6 thoughts on “Is Bipolar Still In Disorder Really The Best We Can Do?

  • January 26, 2016 at 1:15 am

    I think that the best response one could offer when a person with bipolar disorder or a related condition says that they’re doing the best that they can is one of non judgment. Whether or not a person is actually doing the absolute best that they possibly can, I do not think that it would be helpful to make any statements that might imply that those who are saying that they’re doing the best that they can are lying or are otherwise being insincere. I think that asking questions and providing gentle encouragement to those who say that they’re doing the best that they can has its place, but I also think that passing judgment on those individuals who say that they’re doing the best that they can lead such individuals to feel hurt, invalidated, and even discouraged. Of course, people with bipolar disorder and related conditions should be encouraged to achieve everything that they’re capable of. However, I believe that the best way to achieve this goal is not to put others down by accusing them of stigmatizing both themselves and others for making a sincere statement that is true to the best of their knowledge, but to lift them up. Yes, show some examples of people with bipolar disorder who are living rich and fulfilling lives, and encourage those who are struggling to be the best that they can be. But please, try not to judge.

  • January 26, 2016 at 1:50 am

    Hi Tom,
    I don’t have bipolar disorder but I just wanted to comment and say I really appreciate your courage in expressing your thoughts on this!
    I suffer from ptsd, anxiety disorder, panic attacks, major depression and dysthymia. Although I consider myself to be an insightful, educated and motivated client in therapy, I can attest to the fact that there ARE times when I have said “I’m doing the best that I can” and the majority of the time that is true. However, there HAVE been occasions when I have said that either because I have been scared to talk about something or just felt too overwhelmed to care. In other words, there ARE times when I KNOW I’m not doing the best that I can and having a therapist that I trust and one who has the courage as well as the faith in me to point it out is helpful!
    So is this article as I wrestle with a few situations where I have not YET been able to do my best. This article reminds me that I WILL get there!
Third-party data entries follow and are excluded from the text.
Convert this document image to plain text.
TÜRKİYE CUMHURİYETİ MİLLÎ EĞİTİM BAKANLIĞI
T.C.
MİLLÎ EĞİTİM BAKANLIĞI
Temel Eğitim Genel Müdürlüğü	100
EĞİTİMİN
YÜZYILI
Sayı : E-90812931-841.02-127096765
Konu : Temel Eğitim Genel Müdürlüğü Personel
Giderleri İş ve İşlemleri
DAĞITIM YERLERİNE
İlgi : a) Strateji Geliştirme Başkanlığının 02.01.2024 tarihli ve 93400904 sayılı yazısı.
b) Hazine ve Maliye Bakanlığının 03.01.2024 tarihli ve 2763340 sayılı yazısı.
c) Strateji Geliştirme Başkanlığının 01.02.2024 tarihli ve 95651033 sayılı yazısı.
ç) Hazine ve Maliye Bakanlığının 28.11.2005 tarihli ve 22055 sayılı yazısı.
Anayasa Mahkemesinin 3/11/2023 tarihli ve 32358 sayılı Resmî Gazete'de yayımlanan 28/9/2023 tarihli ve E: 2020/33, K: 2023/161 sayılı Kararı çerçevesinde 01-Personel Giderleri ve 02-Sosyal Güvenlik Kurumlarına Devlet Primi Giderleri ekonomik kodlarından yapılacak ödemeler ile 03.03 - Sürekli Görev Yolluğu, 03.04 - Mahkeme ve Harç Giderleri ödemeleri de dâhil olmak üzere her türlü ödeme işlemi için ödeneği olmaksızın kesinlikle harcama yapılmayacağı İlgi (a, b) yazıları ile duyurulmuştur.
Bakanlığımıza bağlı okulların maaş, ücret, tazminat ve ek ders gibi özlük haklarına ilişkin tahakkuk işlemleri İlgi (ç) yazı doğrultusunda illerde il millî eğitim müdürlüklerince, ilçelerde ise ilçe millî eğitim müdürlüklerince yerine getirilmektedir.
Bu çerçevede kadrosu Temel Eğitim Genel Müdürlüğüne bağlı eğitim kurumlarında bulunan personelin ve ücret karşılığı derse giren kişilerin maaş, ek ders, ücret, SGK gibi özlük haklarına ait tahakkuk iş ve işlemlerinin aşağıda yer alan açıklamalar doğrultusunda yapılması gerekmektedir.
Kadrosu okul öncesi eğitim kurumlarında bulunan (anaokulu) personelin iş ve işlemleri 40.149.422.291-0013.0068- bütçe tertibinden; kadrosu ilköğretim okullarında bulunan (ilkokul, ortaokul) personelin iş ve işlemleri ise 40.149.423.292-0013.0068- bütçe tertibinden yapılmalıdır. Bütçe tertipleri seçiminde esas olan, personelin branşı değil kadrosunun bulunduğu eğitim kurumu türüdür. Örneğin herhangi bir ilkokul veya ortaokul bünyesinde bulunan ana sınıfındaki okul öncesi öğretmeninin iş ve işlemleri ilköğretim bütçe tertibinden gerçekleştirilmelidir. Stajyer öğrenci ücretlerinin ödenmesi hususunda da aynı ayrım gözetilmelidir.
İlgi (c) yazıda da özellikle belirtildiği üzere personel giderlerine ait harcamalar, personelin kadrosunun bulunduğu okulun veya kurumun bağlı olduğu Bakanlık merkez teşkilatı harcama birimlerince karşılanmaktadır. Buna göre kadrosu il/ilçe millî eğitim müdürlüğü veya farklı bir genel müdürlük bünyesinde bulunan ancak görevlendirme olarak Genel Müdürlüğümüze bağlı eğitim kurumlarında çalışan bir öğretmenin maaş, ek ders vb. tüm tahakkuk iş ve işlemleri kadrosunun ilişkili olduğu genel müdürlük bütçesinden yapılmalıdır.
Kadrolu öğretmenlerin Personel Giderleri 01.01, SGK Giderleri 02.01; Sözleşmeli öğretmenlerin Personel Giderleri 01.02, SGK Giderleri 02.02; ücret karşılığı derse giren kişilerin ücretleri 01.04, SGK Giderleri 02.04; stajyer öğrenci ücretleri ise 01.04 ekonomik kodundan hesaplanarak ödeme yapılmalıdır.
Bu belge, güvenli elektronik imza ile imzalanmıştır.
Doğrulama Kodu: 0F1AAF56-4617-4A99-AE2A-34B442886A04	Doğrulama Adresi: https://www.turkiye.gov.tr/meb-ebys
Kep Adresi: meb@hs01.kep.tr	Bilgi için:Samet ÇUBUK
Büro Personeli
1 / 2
  • January 26, 2016 at 3:46 am

    Hi my name is Mariko I am 20 years old. I am diagnosed bipolar type 1. I am only now looking / researching more about my disorder. Believe it or not I was showing signs of being bi polar when I was only 12.
    It’s not a stigmatism, it’s just the easiest answer to tell someone who doesn’t know what it’s like. The humility of sleeping for weeks.. Or not being able to sleep because your insomnia is so bad and you have racing thoughts of doubt and paranoia about how your being perceived by other people.
    I am only now researching the actual “symptoms” / “behavior” people like me have. And it opened my eyes so much when I learned I am not alone.
    I am a person. My bi polar disorder can hold me back and forth a normal person I probably seem lazy or like I don’t care. But I have done “my best” from the time I wake to the time I sleep and have to maintain that “best” because if I slip I will tumble. If that’s not a good enough response I don’t know what is.

  • January 26, 2016 at 9:23 am

    I have bipolar I w psychotic features. I had the worst episode of my life that lasted 3 months at the end of last year. I repeated I am doing the best I can right now, several times. I needed to hear that from myself in a very challenging time. Wouldn’t that fall under the self compassion category that gets touted so much as well?
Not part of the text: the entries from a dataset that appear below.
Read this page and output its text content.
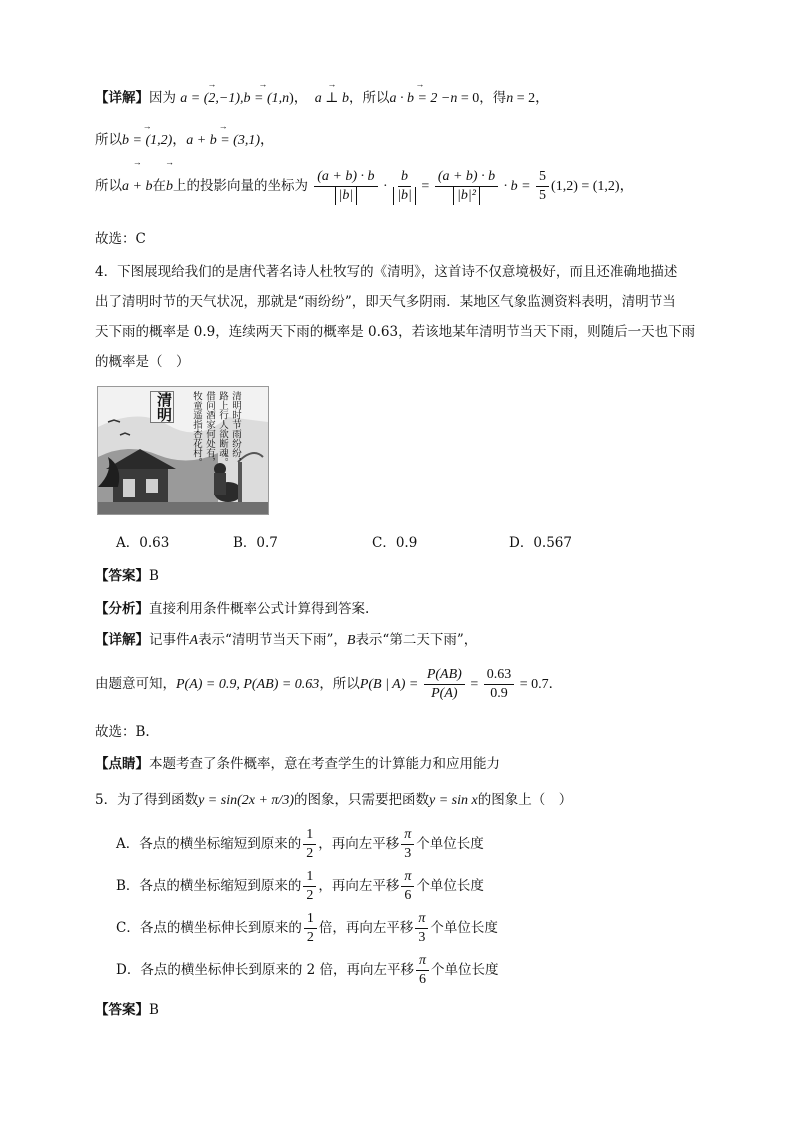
【详解】因为 → a = (2,−1),→ b = (1,n)， → a ⊥ b，所以→ a · b = 2 −n = 0，得n = 2，
所以→ b = (1,2)，→ a + b = (3,1)，
所以→ a + b在→ b上的投影向量的坐标为 $\frac{(a + b) \cdot b}{|b|} \cdot \frac{b}{|b|} = \frac{(a + b) \cdot b}{\text{|b|²}} \cdot b = \frac{5}{5} (1,2) = (1,2)$，
故选：C
4．下图展现给我们的是唐代著名诗人杜牧写的《清明》，这首诗不仅意境极好，而且还准确地描述
出了清明时节的天气状况，那就是“雨纷纷”，即天气多阴雨．某地区气象监测资料表明，清明节当
天下雨的概率是 0.9，连续两天下雨的概率是 0.63，若该地某年清明节当天下雨，则随后一天也下雨
的概率是（　）
清明	清明时节雨纷纷，
路上行人欲断魂。
借问酒家何处有，
牧童遥指杏花村。
A．0.63	B．0.7	C．0.9	D．0.567
【答案】B
【分析】直接利用条件概率公式计算得到答案.
【详解】记事件A表示“清明节当天下雨”，B表示“第二天下雨”，
由题意可知，P(A) = 0.9, P(AB) = 0.63，所以P(B | $A) = \frac{P(AB)}{P(A)} = \frac{0.63}{0.9} = 0.7$．
故选：B.
【点睛】本题考查了条件概率，意在考查学生的计算能力和应用能力
5．为了得到函数y = sin(2x + π/3)的图象，只需要把函数y = sin x的图象上（　）
A．各点的横坐标缩短到原来的 $\frac{1}{2}$ ，再向左平移 $\frac{\pi}{3}$ 个单位长度
B．各点的横坐标缩短到原来的 $\frac{1}{2}$ ，再向左平移 $\frac{\pi}{6}$ 个单位长度
C．各点的横坐标伸长到原来的 $\frac{1}{2}$ 倍，再向左平移 $\frac{\pi}{3}$ 个单位长度
D．各点的横坐标伸长到原来的 2 倍，再向左平移 $\frac{\pi}{6}$ 个单位长度
【答案】B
  • January 27, 2016 at 11:43 am

    “I’m doing the best I can” is the response to someone who is blaming you. Look at the context — WHEN do people say that? When someone else blames and shames you for being sick in the first place. I don’t think the focus should be on blaming people further, but on looking at who’s doing the blaming.

  • January 29, 2016 at 12:56 pm

    Much of the time we hear the phrase “I’m doing the best I can…”, it is a defense mechanism or reassurance to self or others questioning or critical of one’s “true” abilities. I find it extremely unhelpful to aggravate the stress and pressures already felt and placed on anyone, especially the mentally ill, to insinuate that his or her efforts or beliefs are invalid and less than “best” or the dreaded and harmful “not good enough” by encouraging more effort. The idea saddens me, and I–in no way–find it compassionate.